Laboratories appear rather sterile to outsiders. They are only fascinating to those who know their way around them. This is not the case with the test tower for lifts of Thyssenkrupp Elevator in Rottweil in the German state Baden-Württemberg. A viewing platform with glass facades approximately 4 m high provides a fantastic 360° view at 232 m – in ideal weather all the way to the Alps. The platform has now been opened in the presence of journalists in what is still the tower shell structure. It will also be accessible to the public in just under a year.
Simulation of the oscillation
Research is to be conducted inside the tower from December. One of the large drives has already been prepared for installation in the Thyssenkrupp plant in Neuhausen near Stuttgart: the machine will in future move the fastest lift in the test tower at up to 18 m per second through the shaft. A similar drive is already in operation today in the One World Trade Center in New York and in the Shanghai World Financial Center. At the end of January a huge pendulum, kept in motion by electromagnetic linear motors, was installed by GERB Schwingungsisolierungen GmbH in the tower pipe – at a height of 193 m.

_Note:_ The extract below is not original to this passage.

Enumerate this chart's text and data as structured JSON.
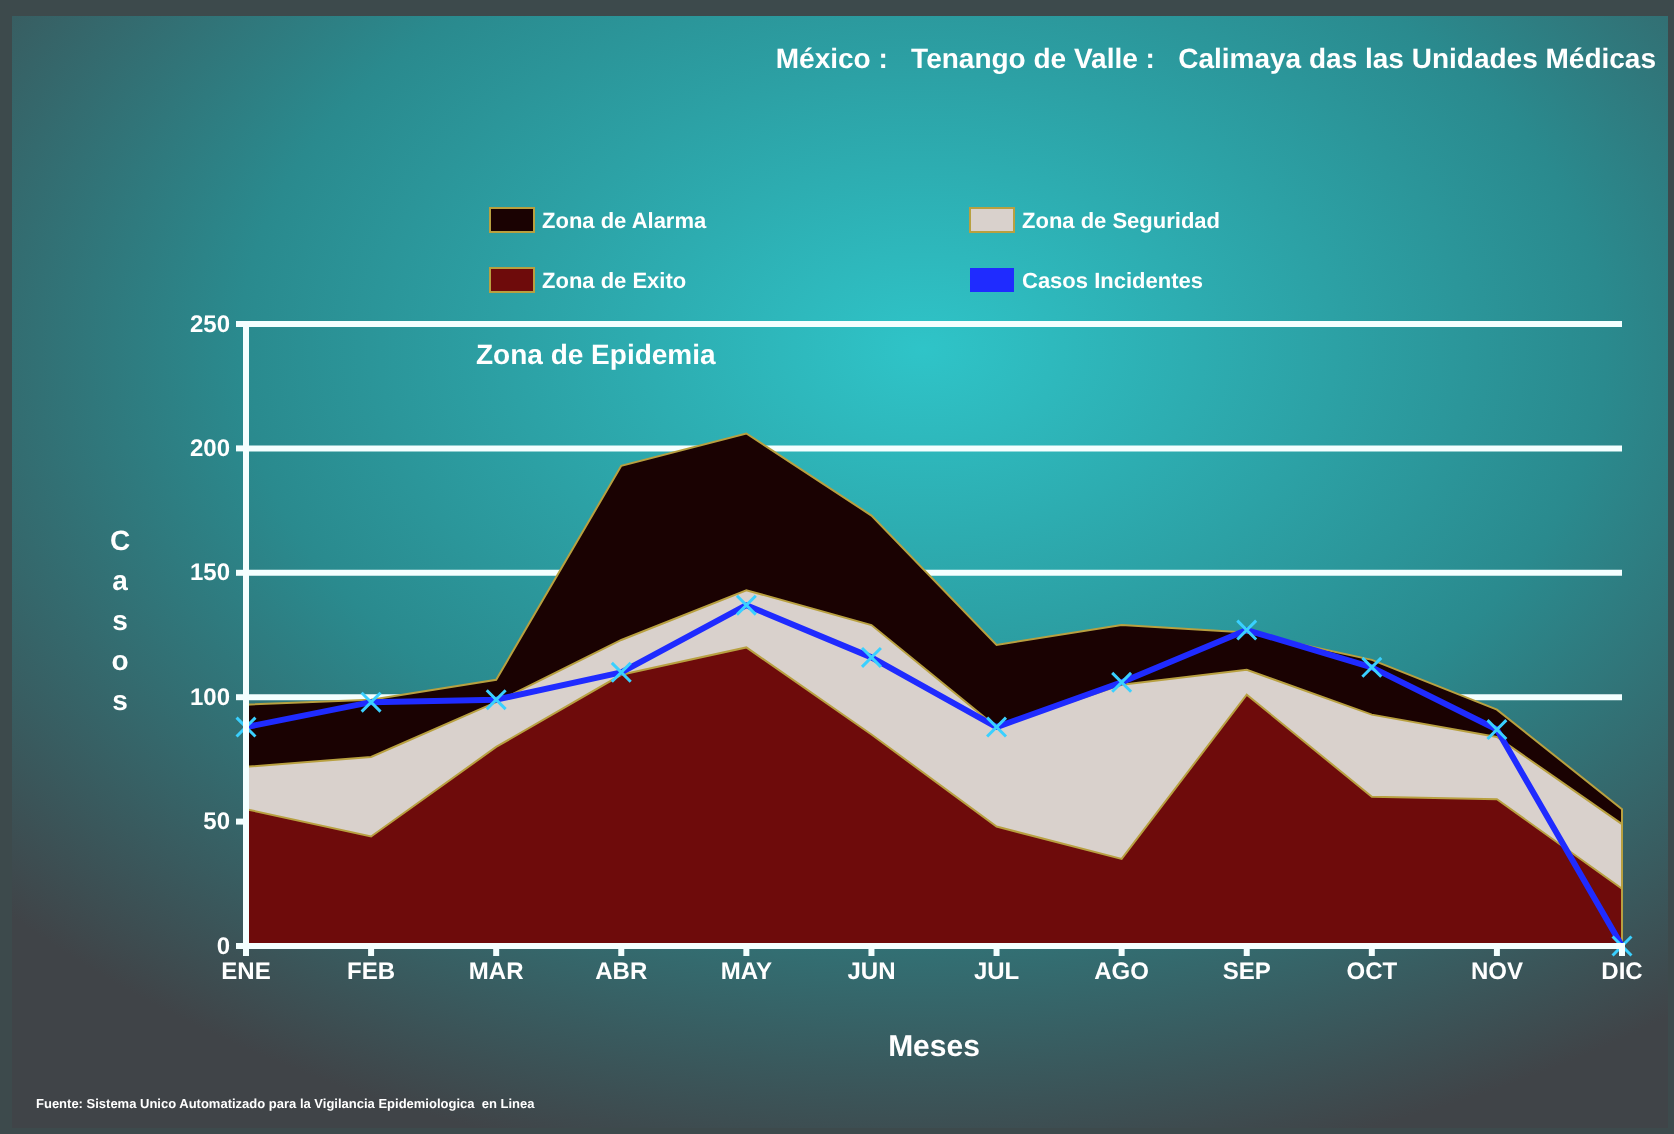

This technology has already been installed in high-rise buildings in New York, Shanghai or Dubai, but it is unique in its combination of active and passive movement, "Thanks to the active pendulum, the development engineers of Thyssenkrupp Elevator can test lift systems under realistic conditions,” reported the chairman of the board of directors of Thyssenkrupp Elevator, Andreas Schierenbeck.
"We can also simulate the oscillations of various buildings that actually exist.” The future technologies being tested in Rottweil in particular include the latest lift generation, the MULTI. Three of the twelve tower shafts in the new test installation are intended just for the new MULTI system.
The tower will be endowed with its final appearance in the summer: this will be an envelope made of a polymer-coated fibre glass fabric approximately 17,000 m2. This is on the one hand a highly complex material that is durable and self-cleaning. On the other hand it will protect the tower against intense sunshine and reduce the building’s own movement by reducing the force of the wind.
The material was used at the football world championships in 2010 in South Africa: in the "Cape Town Stadium” the building was sheathed in an almost transparent membrane of fibre glass. Due to the phased transition of the envelope, the tower is almost opaque in the lower area and becomes more transparent towards the top, since the fabric becomes more wide-meshed.
The membrane also permits the extraordinary lighting concept of the test tower. Once it has been completed, the countless LEDs behind the membrane will allow the tower to shine. "As a result, the tower will become a lighthouse project for Thyssenkrupp,” according to Schierenbeck.